La fin des situations pourries réservent généralement les pires surprises. Des ignominies, il y en aura eu. Une présentation du programme du contre-sommet éditée en juin sur internet et qui omet la zone arc-en-ciel (une erreur, nous dira-t-on). Un tirage papier du contre-sommet édité à plusieurs milliers d’exemplaire avec une page de sponsoring taclant le camp et ses « errements » et listant des partis politiques et orgas qui pour la plupart n’ont jamais participé ni même financé le contre-sommet (on cherche encore à savoir qui a signé le bon à tirer, pas de réponse). Le plan de la zone arc-en-ciel prévue pour le dimanche une nouvelle fois oubliée sur le tirage papier du programme officiel, et finalement rééditée à quelques centaines d’exemplaires quasiment distribués sous le manteau. Un soi-disant service de médiation lors de la grande manifestation qui s’est conduit comme n’importe quel service d’ordre devant le CRA, « circulez, y a rien à voir ! ». Et le moindre prétexte pris pour stopper les actions et fermer le camp le plus rapidement possible. Pour finir, des démentis à de folles rumeurs du Canard Enchaîné, ont été publiés de façon autoritaire et signés G7 Ez ! alors que de nombreuses organisations avaient refusé de le valider… Terrible fin d’un beau projet.

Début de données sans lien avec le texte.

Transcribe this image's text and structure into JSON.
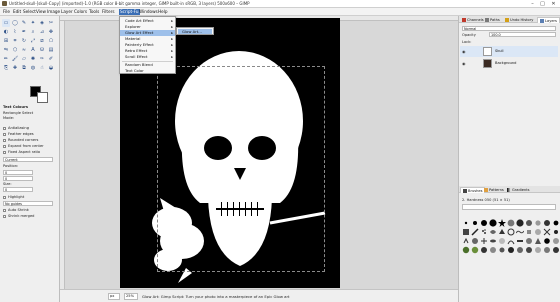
{
  "window": {
    "title": "Untitled-skull-[skull-Copy] (imported)-1.0 (RGB color 8-bit gamma integer, GIMP built-in sRGB, 3 layers) 500x600 – GIMP",
    "controls": {
      "minimize": "–",
      "maximize": "□",
      "close": "✕"
    }
  },
  "menubar": {
    "items": [
      "File",
      "Edit",
      "Select",
      "View",
      "Image",
      "Layer",
      "Colors",
      "Tools",
      "Filters",
      "Script-Fu",
      "Windows",
      "Help"
    ],
    "active": "Script-Fu"
  },
  "script_fu_menu": {
    "items": [
      {
        "label": "Code Art Effect",
        "submenu": true
      },
      {
        "label": "Explorer",
        "submenu": true
      },
      {
        "label": "Glow Art Effect",
        "submenu": true,
        "highlighted": true
      },
      {
        "label": "Material",
        "submenu": true
      },
      {
        "label": "Painterly Effect",
        "submenu": true
      },
      {
        "label": "Retro Effect",
        "submenu": true
      },
      {
        "label": "Scroll Effect",
        "submenu": true
      },
      {
        "label": "Random Blend",
        "submenu": false
      },
      {
        "label": "Text Color",
        "submenu": false
      }
    ],
    "arrow": "▸"
  },
  "submenu": {
    "items": [
      "Glow Art..."
    ]
  },
  "toolbox": {
    "panel_title": "Text Colours",
    "section_label": "Rectangle Select",
    "mode_label": "Mode:",
    "options": {
      "antialias": "Antialiasing",
      "feather": "Feather edges",
      "rounded": "Rounded corners",
      "expand": "Expand from center",
      "fixed": "Fixed Aspect ratio",
      "fixed_value": "Current",
      "position_label": "Position:",
      "position_value": "0",
      "size_label": "Size:",
      "size_value": "0",
      "highlight": "Highlight",
      "guides_label": "No guides",
      "autoshrink": "Auto Shrink",
      "shrink_merged": "Shrink merged"
    }
  },
  "statusbar": {
    "unit": "px",
    "zoom": "25%",
    "message": "Glow Art: Gimp Script: Turn your photo into a masterpiece of an Epic Glow art"
  },
  "right_dock": {
    "top_tabs": [
      "Channels",
      "Paths",
      "Undo History",
      "Layers"
    ],
    "mode_label": "Normal",
    "opacity_label": "Opacity",
    "opacity_value": "100.0",
    "lock_label": "Lock:",
    "layers": [
      {
        "name": "Skull",
        "thumb": "#ffffff",
        "selected": true
      },
      {
        "name": "Background",
        "thumb": "#3a2a22",
        "selected": false
      }
    ],
    "bottom_tabs": [
      "Brushes",
      "Patterns",
      "Gradients"
    ],
    "brush_name": "2. Hardness 050 (51 × 51)"
  }
}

Au final, une tarte aux fruits sans fruits

Pourtant le projet était beau. Le débat d’idée était important et il a été réussi, autant au FICOBA que dans le village alternatif ou dans le camp. La volonté de la plate-forme de s’inclure dans la cité, de montrer une ouverture à tous dans la zone du camp et du village alternatif était assumé. Les Basques ont trop souvent soufferts des guerres militantes et politiques, et nous voulions être un contre-point total de ce qui se passait au G7. Biarritz était un bunker interdit à tous ? Le contre-sommet serait au contraire ouvert au monde.

Il était stratégique de ne pas se tromper d’ennemis, viser Biarritz et Bayonne, les services du G7, les délégations, mais pas les populations, pour construire l’avenir.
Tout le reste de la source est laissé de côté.